Step 2: Peritoneal dialysate return assessment won't address the potential life-threatening issue.
Step 3: Checking blood sugar or evaluating neurological status is not relevant to the presenting symptoms.
Step 4: Informing the provider of probable visceral perforation is crucial for prompt intervention and further evaluation.
The nurse is caring for an elderly patient who was admitted with renal insufficiency. An expected laboratory finding for this patient may be
- A. an increased glomerular filtration rate (GFR).
- B. a normal serum creatinine level.
- C. increased ability to excrete drugs.
- D. hypokalemia.
Correct Answer: B
Rationale: The correct answer is B: a normal serum creatinine level. In renal insufficiency, the kidneys are not able to filter waste products effectively, leading to an increase in serum creatinine levels.
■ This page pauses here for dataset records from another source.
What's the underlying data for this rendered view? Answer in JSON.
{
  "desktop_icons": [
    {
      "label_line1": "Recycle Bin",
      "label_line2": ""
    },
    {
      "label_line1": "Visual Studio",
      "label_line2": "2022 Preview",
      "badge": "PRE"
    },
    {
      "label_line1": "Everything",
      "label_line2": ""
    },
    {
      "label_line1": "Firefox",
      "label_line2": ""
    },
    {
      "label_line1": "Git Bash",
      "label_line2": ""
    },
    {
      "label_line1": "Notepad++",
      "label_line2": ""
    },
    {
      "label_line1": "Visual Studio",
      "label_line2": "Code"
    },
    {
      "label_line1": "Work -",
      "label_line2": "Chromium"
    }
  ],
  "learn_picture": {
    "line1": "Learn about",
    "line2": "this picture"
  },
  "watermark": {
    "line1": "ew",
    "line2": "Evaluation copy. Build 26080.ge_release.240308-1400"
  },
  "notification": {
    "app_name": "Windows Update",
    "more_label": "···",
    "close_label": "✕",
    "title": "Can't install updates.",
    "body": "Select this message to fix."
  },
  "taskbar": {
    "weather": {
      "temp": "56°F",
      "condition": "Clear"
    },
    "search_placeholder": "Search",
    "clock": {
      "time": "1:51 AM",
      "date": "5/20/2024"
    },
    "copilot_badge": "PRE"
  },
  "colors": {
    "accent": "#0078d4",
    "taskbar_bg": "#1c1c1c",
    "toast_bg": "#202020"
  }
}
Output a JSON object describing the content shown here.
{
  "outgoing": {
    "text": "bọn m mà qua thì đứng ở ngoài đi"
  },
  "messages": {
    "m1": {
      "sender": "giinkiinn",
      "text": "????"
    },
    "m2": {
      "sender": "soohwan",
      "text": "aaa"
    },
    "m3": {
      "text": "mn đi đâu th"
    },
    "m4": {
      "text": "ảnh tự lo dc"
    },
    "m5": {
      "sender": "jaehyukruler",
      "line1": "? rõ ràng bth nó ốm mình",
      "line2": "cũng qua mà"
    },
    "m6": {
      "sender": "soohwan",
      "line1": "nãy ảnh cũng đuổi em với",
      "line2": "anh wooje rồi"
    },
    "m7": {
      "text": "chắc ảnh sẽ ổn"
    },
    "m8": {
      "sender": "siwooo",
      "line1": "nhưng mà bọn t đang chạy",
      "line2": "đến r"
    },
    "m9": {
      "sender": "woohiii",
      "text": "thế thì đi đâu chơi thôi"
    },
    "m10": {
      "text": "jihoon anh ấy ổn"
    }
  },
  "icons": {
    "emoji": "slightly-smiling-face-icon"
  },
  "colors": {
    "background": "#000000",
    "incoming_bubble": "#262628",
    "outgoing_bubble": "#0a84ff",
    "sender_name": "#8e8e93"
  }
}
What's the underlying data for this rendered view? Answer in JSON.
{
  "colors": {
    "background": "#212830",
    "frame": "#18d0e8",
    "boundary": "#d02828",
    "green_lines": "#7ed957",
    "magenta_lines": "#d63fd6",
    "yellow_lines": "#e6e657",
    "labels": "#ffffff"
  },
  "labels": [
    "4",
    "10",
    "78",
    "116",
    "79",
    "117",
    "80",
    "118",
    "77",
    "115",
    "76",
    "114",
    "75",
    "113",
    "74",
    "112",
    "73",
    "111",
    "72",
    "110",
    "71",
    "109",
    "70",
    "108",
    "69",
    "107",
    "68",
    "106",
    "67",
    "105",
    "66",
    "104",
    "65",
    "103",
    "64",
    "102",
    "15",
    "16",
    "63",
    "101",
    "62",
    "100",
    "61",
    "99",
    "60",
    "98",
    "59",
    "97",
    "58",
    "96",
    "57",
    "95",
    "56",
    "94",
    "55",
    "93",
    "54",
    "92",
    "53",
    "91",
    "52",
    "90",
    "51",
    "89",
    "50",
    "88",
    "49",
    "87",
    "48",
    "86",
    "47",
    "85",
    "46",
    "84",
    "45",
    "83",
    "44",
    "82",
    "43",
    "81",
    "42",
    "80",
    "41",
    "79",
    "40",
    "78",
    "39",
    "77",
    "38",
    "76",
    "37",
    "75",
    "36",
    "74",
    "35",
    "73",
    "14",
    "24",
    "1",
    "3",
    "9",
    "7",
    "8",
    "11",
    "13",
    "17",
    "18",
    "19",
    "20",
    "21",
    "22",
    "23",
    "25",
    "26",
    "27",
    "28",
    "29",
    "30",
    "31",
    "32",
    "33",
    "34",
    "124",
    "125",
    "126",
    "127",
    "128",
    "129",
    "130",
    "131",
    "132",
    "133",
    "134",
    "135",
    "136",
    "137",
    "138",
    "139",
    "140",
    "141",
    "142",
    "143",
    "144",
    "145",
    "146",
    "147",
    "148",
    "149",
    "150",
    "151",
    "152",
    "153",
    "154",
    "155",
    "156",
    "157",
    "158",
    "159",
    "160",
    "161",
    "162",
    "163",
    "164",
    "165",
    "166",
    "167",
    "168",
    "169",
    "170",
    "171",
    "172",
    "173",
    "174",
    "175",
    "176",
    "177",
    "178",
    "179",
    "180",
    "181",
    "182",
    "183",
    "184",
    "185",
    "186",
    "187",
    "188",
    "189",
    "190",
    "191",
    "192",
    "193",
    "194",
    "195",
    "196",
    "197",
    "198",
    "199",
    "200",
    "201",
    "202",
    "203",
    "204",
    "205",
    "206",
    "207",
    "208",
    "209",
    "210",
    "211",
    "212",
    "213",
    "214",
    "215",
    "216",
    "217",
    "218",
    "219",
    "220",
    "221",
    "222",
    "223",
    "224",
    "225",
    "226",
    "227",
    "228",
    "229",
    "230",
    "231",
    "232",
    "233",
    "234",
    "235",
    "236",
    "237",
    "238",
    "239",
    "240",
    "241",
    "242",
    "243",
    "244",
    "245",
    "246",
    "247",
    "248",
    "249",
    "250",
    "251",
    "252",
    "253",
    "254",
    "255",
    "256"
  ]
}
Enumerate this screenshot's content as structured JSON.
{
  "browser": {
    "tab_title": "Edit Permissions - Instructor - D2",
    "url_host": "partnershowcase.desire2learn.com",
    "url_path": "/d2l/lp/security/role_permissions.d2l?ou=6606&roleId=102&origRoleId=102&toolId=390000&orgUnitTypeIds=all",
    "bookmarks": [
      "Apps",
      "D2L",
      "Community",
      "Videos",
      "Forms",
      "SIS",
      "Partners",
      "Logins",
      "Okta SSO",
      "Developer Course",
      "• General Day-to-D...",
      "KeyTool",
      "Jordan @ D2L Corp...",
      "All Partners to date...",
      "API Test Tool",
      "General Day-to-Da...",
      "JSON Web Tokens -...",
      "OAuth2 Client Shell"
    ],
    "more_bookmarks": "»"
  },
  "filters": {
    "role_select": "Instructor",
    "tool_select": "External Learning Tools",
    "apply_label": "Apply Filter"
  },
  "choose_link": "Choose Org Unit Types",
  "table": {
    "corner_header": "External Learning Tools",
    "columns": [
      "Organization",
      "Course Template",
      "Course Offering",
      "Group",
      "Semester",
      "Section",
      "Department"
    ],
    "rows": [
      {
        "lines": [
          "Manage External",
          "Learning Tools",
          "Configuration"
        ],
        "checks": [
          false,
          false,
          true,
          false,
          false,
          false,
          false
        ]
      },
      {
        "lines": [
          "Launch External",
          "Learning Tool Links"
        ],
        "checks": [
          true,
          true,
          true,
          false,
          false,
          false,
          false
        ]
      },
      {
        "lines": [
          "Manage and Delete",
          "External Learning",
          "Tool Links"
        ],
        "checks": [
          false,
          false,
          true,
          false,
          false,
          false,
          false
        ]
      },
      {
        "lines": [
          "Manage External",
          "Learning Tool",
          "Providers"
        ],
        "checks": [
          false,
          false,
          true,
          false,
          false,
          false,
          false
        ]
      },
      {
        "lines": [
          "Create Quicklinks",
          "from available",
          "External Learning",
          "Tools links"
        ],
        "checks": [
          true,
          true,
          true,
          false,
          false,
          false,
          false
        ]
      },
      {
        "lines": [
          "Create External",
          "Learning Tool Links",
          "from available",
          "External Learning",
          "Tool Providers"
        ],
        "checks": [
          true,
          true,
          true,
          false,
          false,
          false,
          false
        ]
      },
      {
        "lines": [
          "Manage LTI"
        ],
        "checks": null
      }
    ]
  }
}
This is a common indicator of renal dysfunction.
A: An increased GFR would not be expected in renal insufficiency, as it signifies improved kidney function.
C: Increased ability to excrete drugs is not a typical finding in renal insufficiency, as impaired kidney function can lead to drug accumulation.
D: Hypokalemia is not directly related to renal insufficiency. It is more commonly associated with factors like diuretic use or gastrointestinal losses.